The severity of sexual misconduct increases when physical contact takes place between a licensee and patient and is explicitly sexual or may be reasonably interpreted as sexual, even if initiated by a patient. Examples of physical sexual misconduct between a licensee and a patient includes, but is not limited to the following:
- Sexual intercourse, genital to genital contact;
- Oral to genital contact;
- Oral to anal contact and genital to anal contact;
- Kissing in a romantic or sexual manner;
- Touching breasts, genitals, or any sexualized body part for any purpose other than appropriate examination or treatment, or where the patient has refused or has withdrawn consent;
- Encouraging the patient to masturbate in the presence of the licensee or masturbation by the licensee while the patient is present (including in person, online, by phone, or through texting); and
- Offering to provide practice-related services, such as drugs, in exchange for sexual favors.
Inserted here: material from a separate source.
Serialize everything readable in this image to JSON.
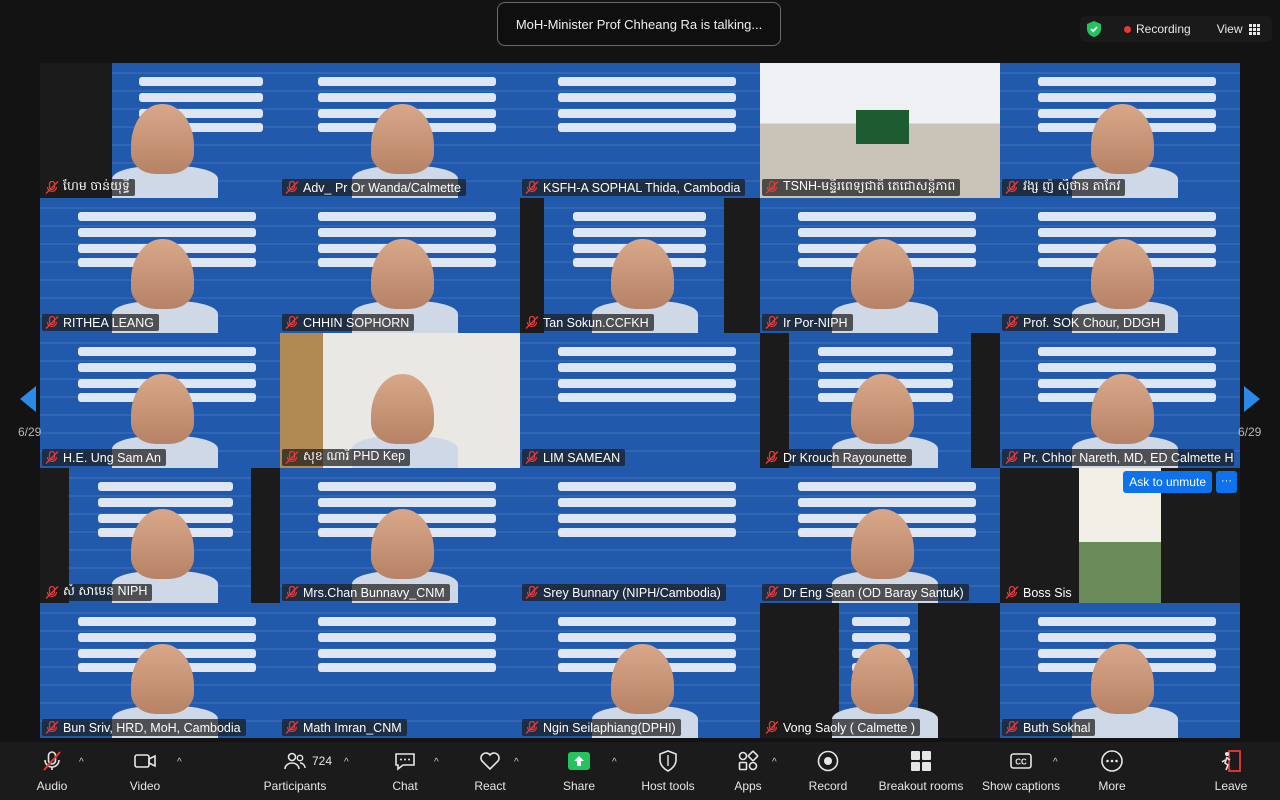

Sexual misconduct may still occur following the termination of a licensee-patient relationship, especially in relationships that involve a high degree of emotional dependence and vulnerability. Termination of a licensee-patient relationship solely for the purpose of allowing sexual contact to occur is unacceptable and would still constitute sexual misconduct.
Licensees have the legal and ethical duty to report instances of sexual misconduct, instances of potential grooming behaviors, and other serious patient safety issues and events. Early reporting of sexual misconduct will prevent a licensee’s sexual misconduct from impacting more patients.
The Board also refers licensees to the Board’s Position Statement entitled “Guidelines for Avoiding Misunderstandings During Patient Encounters and Physical Examinations.”
***For the purposes of this policy “surrogate” is defined as spouses or partners, parents, guardians, or others involved in the care of and/or decision-making for the patient.